The next paper may be a bit of a downer, as it deals with the typical duration of antibodies for the previously circulating strains of coronavirus antibodies. (Cor. Antibodies) This is a pretty interesting study in which ten male subjects were followed over decades to ascertain variation in antibody response to standard coronaviruses. They were tested every three months at one point and then every 6 months, but there was a multi-year gap in the study. People were regularly re-infected, as antibodies seemed to last or be effective for as little as 6 months with an average of 2 1/2 to 4 years. Interestingly, some of these subjects’ antibodies reacted strongly against the current strain. Their results also indicated that coronavirus is seasonal, with low activity in the summer months. Since antibody strength and durability may be conditioned on strength of infection, I wouldn’t be too worried yet about how durable antibodies to the current strain are. And if we all are constantly generating antibodies to other coronaviruses, and those antibodies are cross-reactive, that boosts protection. But the interplay of antibody and other immune reactions to general coronavirus strains with this one, again, is going to be important to understand.

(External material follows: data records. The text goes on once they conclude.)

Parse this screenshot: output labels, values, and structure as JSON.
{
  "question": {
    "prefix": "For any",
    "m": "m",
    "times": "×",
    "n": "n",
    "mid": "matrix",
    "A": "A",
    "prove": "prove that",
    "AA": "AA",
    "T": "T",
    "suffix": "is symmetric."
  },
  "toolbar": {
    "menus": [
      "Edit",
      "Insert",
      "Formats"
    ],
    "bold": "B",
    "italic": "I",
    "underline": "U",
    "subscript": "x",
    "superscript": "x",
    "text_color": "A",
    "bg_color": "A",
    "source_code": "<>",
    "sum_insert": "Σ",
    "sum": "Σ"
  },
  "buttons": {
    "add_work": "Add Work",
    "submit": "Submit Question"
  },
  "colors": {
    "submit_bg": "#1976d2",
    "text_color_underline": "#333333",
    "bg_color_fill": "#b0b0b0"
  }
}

Next up is another exercise in ascertaining the True Infection Rate, which includes all undetected cases. This is the infamous denominator problem. How do you know how much of the population has actually been infected, and how do you determine real rates of hospitalization and death, without knowing all the undetected cases. Numerous antibody and other studies suggest very high rates of undetected infections. A paper at one of my favorite sources of health care research, the National Bureau of Economic Research, looks at the problem. (Unrptd. Cases Paper) The researchers used travel patterns from areas with infections and reported rates of infection at that area and the locations traveled to. They used Iceland as a source country because of its extensive testing. They gathered information on international rates of travel to and from Iceland. Without going into all the details of their method, they found that about 6 to 24 cases were unreported for every case detected by testing.
And finally another paper on the same topic from a different source. (Medrxiv Paper) These researchers used a “backcasting” method. The bottom line here was that found across 15 countries that the true rate of infections varied widely across countries, but actual cases in total were about 18 times reported ones. One of the relationships their work suggests is that where there are more total tests, the true infection rate is likely closer to the reported one, and when a country has a higher percent of positive test results, the true infection rate is likely far higher than the reported one. For the US, they were estimating about one in 15 cases had been detected.